November 2024

Two months in New Orleans

New Orleans is familiar territory. I've visited the city multiple times when I was living full time in the USA, and I lived here for one month in my first year of nomad life. This time I rented an apartment in the southeast area of the French Quarter, on the second floor of a typical creole townhouse. It even has a balcony with rocking chairs.

View from my French Quarter balcony
I visited many art galleries, some of them with work by formidable artists. Windsor Fine Art had Rembrandt, Dalí, Picasso, Miró, Chagall, among others. M.S. Rau had Pisarro, Sargent, Degas, and an impressive large painting by a Belgian Pre-Raphaelite artist I had never heard about, Gustave-Max Stevens. Also, of course, I visited the New Orleans Museum of Art (NOMA) again. The NOMA seems to be a small museum, but when you start counting the number of great artists represented in their collection its importance becomes evident: El Greco, Tiepolo, Tintoretto, Claude Lorrain, Sargent, Modigliani, Renoir, Degas, Miró, Picasso, Magritte, O'Keefe, Pollock, Warhol, Kandinsky, Liechtenstein, to mention only a few.
The Twelve Princesses, by Gustave-Max Stevens
(3.5m x 2.5m)
New Orleans is famous mostly for the music and for the food, but it is also a literary city. Many famous writers lived and worked here. I explored that side by reading a few books by William Faulkner and by watching movies based on the plays of Tennessee Williams.

Faulkner lived here in the beginning of his career, and his house on Pirate's Alley is now a bookstore. I can't say I liked his books very much. Too convoluted and deliberately obscure. He once mocked Hemingway by saying "he has never been known to use a word that might cause the reader to check with a dictionary". Hemingway, who never left an insult without a reply, said "Poor Faulkner. Does he really think big emotions come from big words?" I'm on Team Hemingway, of course.

Watching Tennessee Williams was much more entertaining. He is known for his emotionally charged characters and a deep exploration of human vulnerability, but I also find a subtle sense of humor in his plays (dark humor, of course). He lived here in the late 1930s, and kept returning. According to him, "America has only three cities: New York, San Francisco, and New Orleans. Everywhere else is Cleveland".

I also had drinks at the famous Carousel Bar inside the Hotel Monteleone. This hotel was like a magnet for writers, and hosted Truman Capote, Scott Fitzgerald, and Ernest Hemingway, among others. The bar has this name because it's shaped like a carousel and rotates taking you around. You end up not knowing whether you are dizzy because of the carousel or because of the cocktails. Another guy who lived in New Orleans in the beginning of his career was Charles Bukowski, in a house on Governor Nicholls Street, just a couple of blocks from my apartment. He wrote that New Orleans let him alone. "being lost / being crazy maybe / is not so bad / if you can be / that way / undisturbed".
The house where Bukowski lived. It's the door on the left.
I crossed the Mississippi on a ferry boat just to visit the house where William S. Burroughs lived in Algiers. He is, of course, the author of books like Junkie and Naked Lunch. But the house is famous for being in Jack Kerouac's On the Road, where Burroughs is called by the name of Old Bull Lee. "We went to Old Bull Lee's house outside town near the river levee. It was on a road that ran across a swampy field. The house was a dilapidated old heap with sagging porches running around and weeping willows in the yard; the grass was a yard high, old fences leaned, old barns collapsed. There was no one in sight." It's in better shape now, but it's still the same house.
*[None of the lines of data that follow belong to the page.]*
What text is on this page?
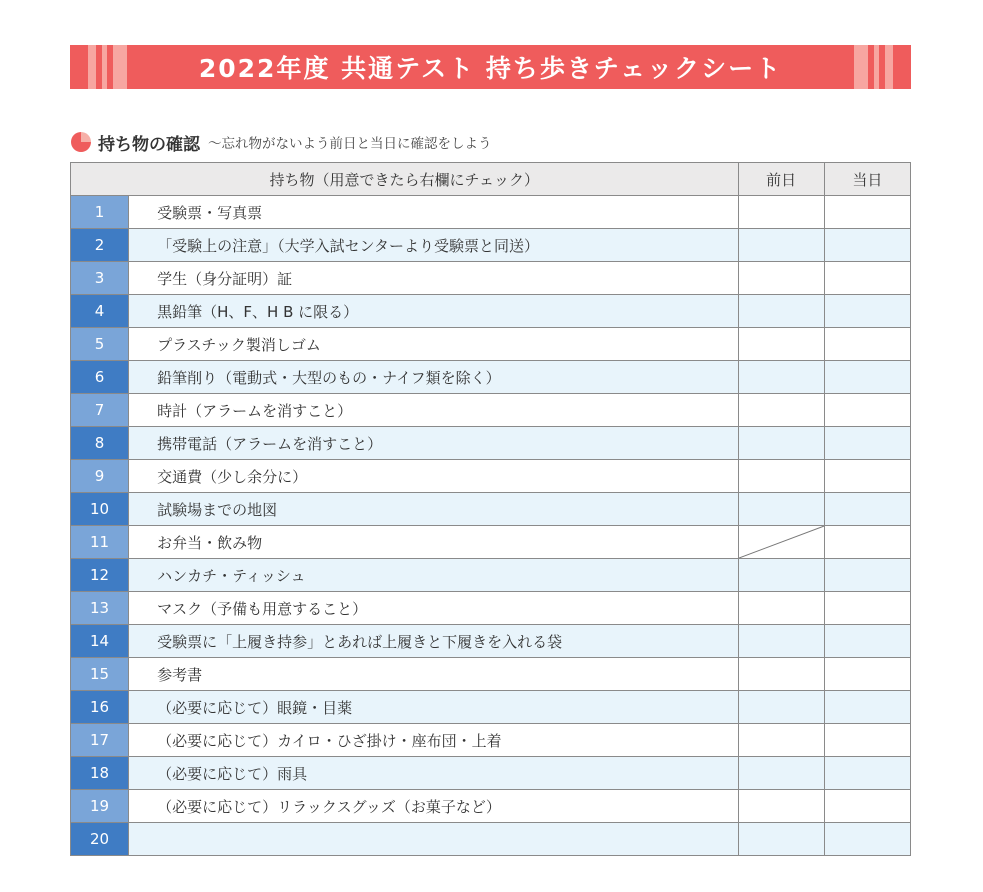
2022年度 共通テスト 持ち歩きチェックシート
持ち物の確認 ～忘れ物がないよう前日と当日に確認をしよう
持ち物（用意できたら右欄にチェック）		前日	当日
1	受験票・写真票		
2	「受験上の注意」（大学入試センターより受験票と同送）		
3	学生（身分証明）証		
4	黒鉛筆（H、F、H B に限る）		
5	プラスチック製消しゴム		
6	鉛筆削り（電動式・大型のもの・ナイフ類を除く）		
7	時計（アラームを消すこと）		
8	携帯電話（アラームを消すこと）		
9	交通費（少し余分に）		
10	試験場までの地図		
11	お弁当・飲み物	

12	ハンカチ・ティッシュ		
13	マスク（予備も用意すること）		
14	受験票に「上履き持参」とあれば上履きと下履きを入れる袋		
15	参考書		
16	（必要に応じて）眼鏡・目薬		
17	（必要に応じて）カイロ・ひざ掛け・座布団・上着		
18	（必要に応じて）雨具		
19	（必要に応じて）リラックスグッズ（お菓子など）		
20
What, only litretchur and no muzik?

Yes, plenty of music. I haunted the usual places on Frenchmen Street, like Snug Harbor, The Spotted Cat, d.b.a., Blue Nile, and Bamboula's, and listened to bands like Tuba Skinny, Palmetto Bug Stompers, and the Secret Six, among others. Highlight to the legendary Little Freddie King at d.b.a. and Grammy winner Irvin Mayfield at Kermit's Treme Mother-in-Law Lounge.

And the food?

Like Bangkok in Thailand and Salvador in Brazil, New Orleans is a city where you need to watch out for spiciness levels on the food. When the waiters say "it's not spicy at all", it means it's spicy. When they say "it's a bit spicy", it means it's very, very spicy. When they say "it's very spicy", you should have an ambulance in front of the restaurant in case of spontaneous combustion.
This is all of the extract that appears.